店長にも、優しい言葉でさよならしてもらえた。
名前の知らないクラスメートにも、必要とされた。
「あたしね、今も幸せだよ?もっと、もっと幸せになって・・・そしたら、また会おう?」
「愛流・・・サヨナラの代わりに、あなたの名前の由来教えてあげる」
愛流・・・めぐる。あたしの、名前。
「お母さんとお父さん、超ラブラブだったの。そんな、愛がいっぱい詰まったあなたは、その愛を違う形で、誰かに流してほしかったの。

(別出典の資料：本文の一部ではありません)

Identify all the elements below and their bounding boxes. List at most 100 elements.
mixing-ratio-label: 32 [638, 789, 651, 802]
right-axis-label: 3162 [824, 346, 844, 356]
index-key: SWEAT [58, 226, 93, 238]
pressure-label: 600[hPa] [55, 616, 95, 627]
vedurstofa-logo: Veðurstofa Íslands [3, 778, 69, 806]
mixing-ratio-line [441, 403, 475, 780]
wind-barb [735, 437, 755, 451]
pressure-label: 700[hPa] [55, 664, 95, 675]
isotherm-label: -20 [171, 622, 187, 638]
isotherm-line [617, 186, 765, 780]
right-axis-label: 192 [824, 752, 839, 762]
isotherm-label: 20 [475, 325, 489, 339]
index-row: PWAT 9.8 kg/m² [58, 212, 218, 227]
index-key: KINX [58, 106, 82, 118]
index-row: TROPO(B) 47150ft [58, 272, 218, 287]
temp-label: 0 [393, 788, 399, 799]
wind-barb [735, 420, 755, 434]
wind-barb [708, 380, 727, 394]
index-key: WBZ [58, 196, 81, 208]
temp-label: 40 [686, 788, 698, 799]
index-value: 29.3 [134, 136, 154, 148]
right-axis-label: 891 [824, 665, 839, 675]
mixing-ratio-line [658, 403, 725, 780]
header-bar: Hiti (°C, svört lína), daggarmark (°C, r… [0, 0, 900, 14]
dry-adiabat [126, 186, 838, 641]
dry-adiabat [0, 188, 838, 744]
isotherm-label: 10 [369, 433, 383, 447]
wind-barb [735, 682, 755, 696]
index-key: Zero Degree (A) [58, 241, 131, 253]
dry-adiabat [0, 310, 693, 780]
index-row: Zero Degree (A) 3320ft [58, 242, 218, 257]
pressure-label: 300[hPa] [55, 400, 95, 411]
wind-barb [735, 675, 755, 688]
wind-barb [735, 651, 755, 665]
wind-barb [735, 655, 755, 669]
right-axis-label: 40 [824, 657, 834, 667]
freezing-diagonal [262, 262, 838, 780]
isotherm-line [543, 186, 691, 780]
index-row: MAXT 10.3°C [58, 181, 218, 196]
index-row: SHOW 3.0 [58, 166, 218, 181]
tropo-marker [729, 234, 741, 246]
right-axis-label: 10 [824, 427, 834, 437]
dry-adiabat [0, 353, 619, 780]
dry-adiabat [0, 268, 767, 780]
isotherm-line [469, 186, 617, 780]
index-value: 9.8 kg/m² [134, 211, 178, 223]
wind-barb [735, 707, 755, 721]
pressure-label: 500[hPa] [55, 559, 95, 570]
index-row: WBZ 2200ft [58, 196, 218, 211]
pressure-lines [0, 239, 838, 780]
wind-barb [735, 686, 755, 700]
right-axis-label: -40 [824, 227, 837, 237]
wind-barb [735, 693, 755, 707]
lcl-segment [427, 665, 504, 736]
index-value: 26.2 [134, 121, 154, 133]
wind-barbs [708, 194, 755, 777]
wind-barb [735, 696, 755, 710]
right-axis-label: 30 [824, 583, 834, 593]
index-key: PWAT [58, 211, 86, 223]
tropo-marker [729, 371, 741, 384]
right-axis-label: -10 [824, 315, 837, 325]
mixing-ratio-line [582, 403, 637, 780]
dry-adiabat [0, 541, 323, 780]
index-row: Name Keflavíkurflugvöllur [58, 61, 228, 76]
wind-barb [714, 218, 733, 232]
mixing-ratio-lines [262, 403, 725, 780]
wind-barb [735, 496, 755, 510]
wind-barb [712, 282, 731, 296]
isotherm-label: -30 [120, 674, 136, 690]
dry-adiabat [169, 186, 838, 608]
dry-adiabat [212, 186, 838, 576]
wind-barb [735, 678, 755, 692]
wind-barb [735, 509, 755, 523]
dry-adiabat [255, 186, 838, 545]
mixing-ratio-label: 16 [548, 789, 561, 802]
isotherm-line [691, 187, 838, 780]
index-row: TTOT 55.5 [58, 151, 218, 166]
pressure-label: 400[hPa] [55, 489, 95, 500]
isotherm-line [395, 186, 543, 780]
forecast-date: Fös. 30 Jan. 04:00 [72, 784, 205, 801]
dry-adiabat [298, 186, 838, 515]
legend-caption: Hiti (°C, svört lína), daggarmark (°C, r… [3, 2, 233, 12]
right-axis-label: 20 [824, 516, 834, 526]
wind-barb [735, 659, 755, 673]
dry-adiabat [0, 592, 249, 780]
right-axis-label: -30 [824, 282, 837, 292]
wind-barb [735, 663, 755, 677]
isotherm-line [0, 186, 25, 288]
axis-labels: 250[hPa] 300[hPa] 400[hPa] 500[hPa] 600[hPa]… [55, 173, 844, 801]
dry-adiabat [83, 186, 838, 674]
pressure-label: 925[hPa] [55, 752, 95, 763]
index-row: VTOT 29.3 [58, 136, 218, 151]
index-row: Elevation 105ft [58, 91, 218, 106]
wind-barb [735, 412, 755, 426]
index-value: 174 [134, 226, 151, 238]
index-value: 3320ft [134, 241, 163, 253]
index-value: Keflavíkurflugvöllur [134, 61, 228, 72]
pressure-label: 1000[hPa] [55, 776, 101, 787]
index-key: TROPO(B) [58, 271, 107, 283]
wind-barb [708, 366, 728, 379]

悲しみでも、怒りでも、喜びでも、なんでもいい。あなたの、愛を届けてほしいの」
カフェで、お母さんと別れ、駅に向かった。
お母さんの前では、強がって、泣けなかった。
今になって、涙が溢れる。
あたしは、誰かに“愛”を届けられたのかな?
「海里・・・」
あたしは、“愛”を“好き”って形で、海里に伝える。
届いてほしいな、あたしの愛の形。